Клавка Уразова (Ерошкина) - страница 18

Остаток дня она пролежала отвернувшись к стене, с детской жадностью уничтожая принесенное и думая: «Все равно не по мне вся эта музыка расчудесная». И даже слово «мать», все время звучавшее в палате, было ей неприятно: «Какая я, к черту, мать».

В сумерки к Клавке подсела одна из тех, кому уже разрешалось ходить.

— Это кто же у тебя был? С фабрики? Ты, стало быть, рабочая? Я-то так и думала, а бабы уж болтали, что ты… Ну просто так.

— Как это так? — и грозно поднялась на подушках.

— Да ведь бывают. Ну, думали, что без всякого ты занятия. Мальчишку жалели.

— Пошла ты… знаешь куда? Пусть своих жалеют, а мой в жалости не нуждается. Это которая корова с жалостью сунулась? Я ей…

Но рядом уже никого не было.


Выписали Клавку в дождливый день, но даже сквозь косые струи дождя все показалось ей необычно ярким, так она была рада вырваться из палаты.

— Ей-богу, думала замру. Тоска! Мамки эти слюнявые осточертели. Ух, хорошо, вольно! — И, наслаждаясь воздухом, светом, даже дождем, не заметила, как пришедшие за ней женщины взяли у нее ребенка, и, только когда они начали его укрывать, рассмеялась:

— Эка беда, если капнет или дунет. Мужик ведь, ему все нипочем.

А в своем углу удивилась стоящей около кровати хотя и старой, но чистой бельевой корзинке, покрытой белой простынкой. Заметила на столе прикрытую тарелкой еду, молоко и еще какие-то приношения, поблагодарила улыбающихся подруг, но готова была выбросить все это вместе с корзинкой им вслед: «Лезут тоже.

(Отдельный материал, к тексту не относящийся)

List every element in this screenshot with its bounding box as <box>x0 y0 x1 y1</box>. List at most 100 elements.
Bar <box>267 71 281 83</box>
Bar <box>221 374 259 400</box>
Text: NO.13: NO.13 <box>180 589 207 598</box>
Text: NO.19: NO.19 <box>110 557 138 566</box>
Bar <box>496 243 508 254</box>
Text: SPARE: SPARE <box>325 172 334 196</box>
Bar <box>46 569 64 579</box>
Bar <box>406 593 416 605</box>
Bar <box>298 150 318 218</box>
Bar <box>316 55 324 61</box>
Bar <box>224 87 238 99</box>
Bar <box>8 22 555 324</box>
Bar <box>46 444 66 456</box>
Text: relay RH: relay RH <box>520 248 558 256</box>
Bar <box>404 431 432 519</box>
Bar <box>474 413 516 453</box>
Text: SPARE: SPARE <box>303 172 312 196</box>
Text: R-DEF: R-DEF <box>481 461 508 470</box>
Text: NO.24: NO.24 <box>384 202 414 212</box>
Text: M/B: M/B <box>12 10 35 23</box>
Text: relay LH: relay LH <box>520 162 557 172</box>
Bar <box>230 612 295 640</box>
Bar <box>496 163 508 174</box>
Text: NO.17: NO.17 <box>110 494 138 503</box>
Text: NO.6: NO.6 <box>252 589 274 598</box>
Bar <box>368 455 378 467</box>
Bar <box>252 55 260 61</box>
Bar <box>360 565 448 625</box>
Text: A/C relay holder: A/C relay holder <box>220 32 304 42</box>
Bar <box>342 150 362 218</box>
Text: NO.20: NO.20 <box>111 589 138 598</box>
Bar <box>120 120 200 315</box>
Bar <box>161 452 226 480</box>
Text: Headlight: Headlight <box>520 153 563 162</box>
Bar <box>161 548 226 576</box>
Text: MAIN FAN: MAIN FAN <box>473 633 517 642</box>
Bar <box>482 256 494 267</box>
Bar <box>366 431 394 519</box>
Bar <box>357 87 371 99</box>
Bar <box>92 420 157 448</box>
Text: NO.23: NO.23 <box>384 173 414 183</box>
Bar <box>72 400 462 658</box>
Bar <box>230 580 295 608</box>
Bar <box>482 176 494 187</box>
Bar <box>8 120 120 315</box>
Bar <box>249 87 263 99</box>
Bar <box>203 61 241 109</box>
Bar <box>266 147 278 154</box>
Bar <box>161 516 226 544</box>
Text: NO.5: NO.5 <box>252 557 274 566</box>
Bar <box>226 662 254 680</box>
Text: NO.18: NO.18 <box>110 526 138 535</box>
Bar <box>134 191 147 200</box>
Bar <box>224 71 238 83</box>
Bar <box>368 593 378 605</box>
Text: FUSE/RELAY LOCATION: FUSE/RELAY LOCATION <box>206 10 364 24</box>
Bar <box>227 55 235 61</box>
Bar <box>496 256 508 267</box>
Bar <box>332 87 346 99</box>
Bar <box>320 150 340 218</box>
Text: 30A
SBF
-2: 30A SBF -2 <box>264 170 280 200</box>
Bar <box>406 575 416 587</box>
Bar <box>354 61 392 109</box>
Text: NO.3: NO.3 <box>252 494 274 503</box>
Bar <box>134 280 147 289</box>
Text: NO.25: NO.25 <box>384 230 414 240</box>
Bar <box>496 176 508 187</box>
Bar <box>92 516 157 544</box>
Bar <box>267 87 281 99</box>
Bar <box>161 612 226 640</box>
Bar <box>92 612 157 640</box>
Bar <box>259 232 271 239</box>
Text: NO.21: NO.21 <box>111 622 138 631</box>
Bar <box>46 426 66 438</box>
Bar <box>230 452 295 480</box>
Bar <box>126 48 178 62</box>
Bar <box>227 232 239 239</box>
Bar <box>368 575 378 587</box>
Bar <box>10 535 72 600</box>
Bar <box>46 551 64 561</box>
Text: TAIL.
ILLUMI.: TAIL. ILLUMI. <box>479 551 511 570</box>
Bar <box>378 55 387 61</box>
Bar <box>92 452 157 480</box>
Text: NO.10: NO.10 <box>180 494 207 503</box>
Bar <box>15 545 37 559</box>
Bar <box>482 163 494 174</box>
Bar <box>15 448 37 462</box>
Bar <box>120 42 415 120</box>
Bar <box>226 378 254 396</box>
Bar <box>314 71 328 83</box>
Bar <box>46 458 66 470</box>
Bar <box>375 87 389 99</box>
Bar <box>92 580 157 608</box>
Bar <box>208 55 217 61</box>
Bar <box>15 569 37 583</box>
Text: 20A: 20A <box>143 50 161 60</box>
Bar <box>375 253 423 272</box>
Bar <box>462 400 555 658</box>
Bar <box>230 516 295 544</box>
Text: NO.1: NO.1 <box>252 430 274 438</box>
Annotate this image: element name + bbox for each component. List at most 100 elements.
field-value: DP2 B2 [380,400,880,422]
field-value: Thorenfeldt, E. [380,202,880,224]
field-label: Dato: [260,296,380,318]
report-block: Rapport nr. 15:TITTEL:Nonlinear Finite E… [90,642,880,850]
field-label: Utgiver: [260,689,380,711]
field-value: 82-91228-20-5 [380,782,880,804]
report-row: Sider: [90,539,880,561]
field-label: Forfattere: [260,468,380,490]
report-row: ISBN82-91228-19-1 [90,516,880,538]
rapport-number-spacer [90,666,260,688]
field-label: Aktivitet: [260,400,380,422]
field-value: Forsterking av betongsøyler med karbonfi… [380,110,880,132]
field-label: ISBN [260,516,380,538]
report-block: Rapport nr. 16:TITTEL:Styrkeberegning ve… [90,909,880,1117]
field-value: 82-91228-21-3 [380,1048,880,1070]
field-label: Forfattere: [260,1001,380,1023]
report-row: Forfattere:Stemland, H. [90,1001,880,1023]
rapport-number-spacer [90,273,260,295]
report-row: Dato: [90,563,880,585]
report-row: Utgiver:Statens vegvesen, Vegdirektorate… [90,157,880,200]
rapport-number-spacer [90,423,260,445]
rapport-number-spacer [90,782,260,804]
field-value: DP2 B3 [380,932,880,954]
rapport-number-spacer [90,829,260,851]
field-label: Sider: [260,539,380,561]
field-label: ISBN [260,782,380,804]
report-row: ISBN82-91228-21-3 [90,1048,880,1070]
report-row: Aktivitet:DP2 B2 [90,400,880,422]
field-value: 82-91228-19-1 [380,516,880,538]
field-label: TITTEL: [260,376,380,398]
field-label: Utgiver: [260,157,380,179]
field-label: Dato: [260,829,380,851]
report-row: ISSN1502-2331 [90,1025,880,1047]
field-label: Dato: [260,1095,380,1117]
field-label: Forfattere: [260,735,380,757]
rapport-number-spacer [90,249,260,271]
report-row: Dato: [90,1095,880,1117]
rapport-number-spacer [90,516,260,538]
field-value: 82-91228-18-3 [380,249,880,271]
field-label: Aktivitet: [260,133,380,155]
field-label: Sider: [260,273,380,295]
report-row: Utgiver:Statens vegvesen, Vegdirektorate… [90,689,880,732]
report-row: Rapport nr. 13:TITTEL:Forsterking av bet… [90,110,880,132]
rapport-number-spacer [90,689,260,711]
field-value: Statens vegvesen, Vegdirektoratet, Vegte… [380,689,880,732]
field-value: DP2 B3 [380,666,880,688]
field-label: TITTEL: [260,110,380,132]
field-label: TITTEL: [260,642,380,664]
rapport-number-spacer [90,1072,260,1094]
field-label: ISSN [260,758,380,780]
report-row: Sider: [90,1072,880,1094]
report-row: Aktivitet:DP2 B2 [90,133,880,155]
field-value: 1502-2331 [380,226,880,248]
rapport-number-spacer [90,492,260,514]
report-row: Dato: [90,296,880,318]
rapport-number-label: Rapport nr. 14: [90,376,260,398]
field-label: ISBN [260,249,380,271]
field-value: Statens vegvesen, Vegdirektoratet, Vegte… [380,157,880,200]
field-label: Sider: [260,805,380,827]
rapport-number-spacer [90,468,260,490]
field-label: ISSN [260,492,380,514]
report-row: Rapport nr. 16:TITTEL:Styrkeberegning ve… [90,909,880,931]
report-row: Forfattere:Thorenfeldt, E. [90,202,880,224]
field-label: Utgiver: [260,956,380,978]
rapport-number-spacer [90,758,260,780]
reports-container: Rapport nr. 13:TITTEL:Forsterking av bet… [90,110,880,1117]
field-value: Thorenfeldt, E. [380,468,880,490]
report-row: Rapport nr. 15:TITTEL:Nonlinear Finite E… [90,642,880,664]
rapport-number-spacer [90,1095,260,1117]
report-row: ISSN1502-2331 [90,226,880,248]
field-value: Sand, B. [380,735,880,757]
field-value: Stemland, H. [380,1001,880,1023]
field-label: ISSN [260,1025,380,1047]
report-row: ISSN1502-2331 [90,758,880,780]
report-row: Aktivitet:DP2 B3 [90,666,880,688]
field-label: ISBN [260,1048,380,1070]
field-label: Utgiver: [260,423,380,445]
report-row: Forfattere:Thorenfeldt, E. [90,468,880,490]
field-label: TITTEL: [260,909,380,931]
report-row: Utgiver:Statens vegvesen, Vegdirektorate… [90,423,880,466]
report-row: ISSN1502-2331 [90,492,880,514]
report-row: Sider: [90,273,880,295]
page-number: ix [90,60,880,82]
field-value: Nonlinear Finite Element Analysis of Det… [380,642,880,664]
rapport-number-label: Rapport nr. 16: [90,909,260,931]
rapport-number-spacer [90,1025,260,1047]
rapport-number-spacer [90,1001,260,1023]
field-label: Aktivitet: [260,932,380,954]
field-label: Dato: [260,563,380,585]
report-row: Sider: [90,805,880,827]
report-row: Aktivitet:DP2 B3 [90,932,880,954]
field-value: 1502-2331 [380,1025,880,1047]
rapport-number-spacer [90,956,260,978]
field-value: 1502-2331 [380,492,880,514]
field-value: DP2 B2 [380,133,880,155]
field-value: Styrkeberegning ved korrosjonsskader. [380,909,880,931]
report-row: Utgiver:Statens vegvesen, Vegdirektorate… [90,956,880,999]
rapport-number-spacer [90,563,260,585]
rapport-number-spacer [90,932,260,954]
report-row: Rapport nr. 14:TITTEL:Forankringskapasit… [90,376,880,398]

Радуются, сами не знают чему».

Это внимание к ребенку заставило Клавку понять, что избавиться от него будет трудно. Как это сделаешь, когда все о нем уже знают, когда он где-то уже записан, когда всякий может сказать: «Где он? Ну-ка, покажи!» Уехать разве куда подальше на поезде, подбросить там и сказать потом: отвезла к тетке или бабке? Нет. Не поверят. Начнут приставать. Изведут. Да и она просто не сумеет врать, никогда не умела. Как же быть?

И одно только холодное недоумение было в ее глазах, когда она смотрела на лежащего в корзинке ребенка. А он заворошился, зачмокал чуть заметным в сумерках ртом.

— Ишь ты… кормить тебя еще… нашел бесплатную столовку. А вот не буду, да и только. — Но… уже кормила. — Захворал бы ты или… — И не кончила. На это, сама понимала, она была неспособна.

Почти каждый день кто-нибудь забегал навестить, посмотреть ребенка, совал что-нибудь ей для него и непременно умилялся его цветущему виду — и лишал ее возможности сделать то, что она считала необходимым.

С потемневшим недобрым лицом она делала все, что надо было для ребенка: кормила, пеленала, мыла. И — отворачивалась от говорливой хозяйки, старухи Петровны; угрюмо встречала и провожала приходящих.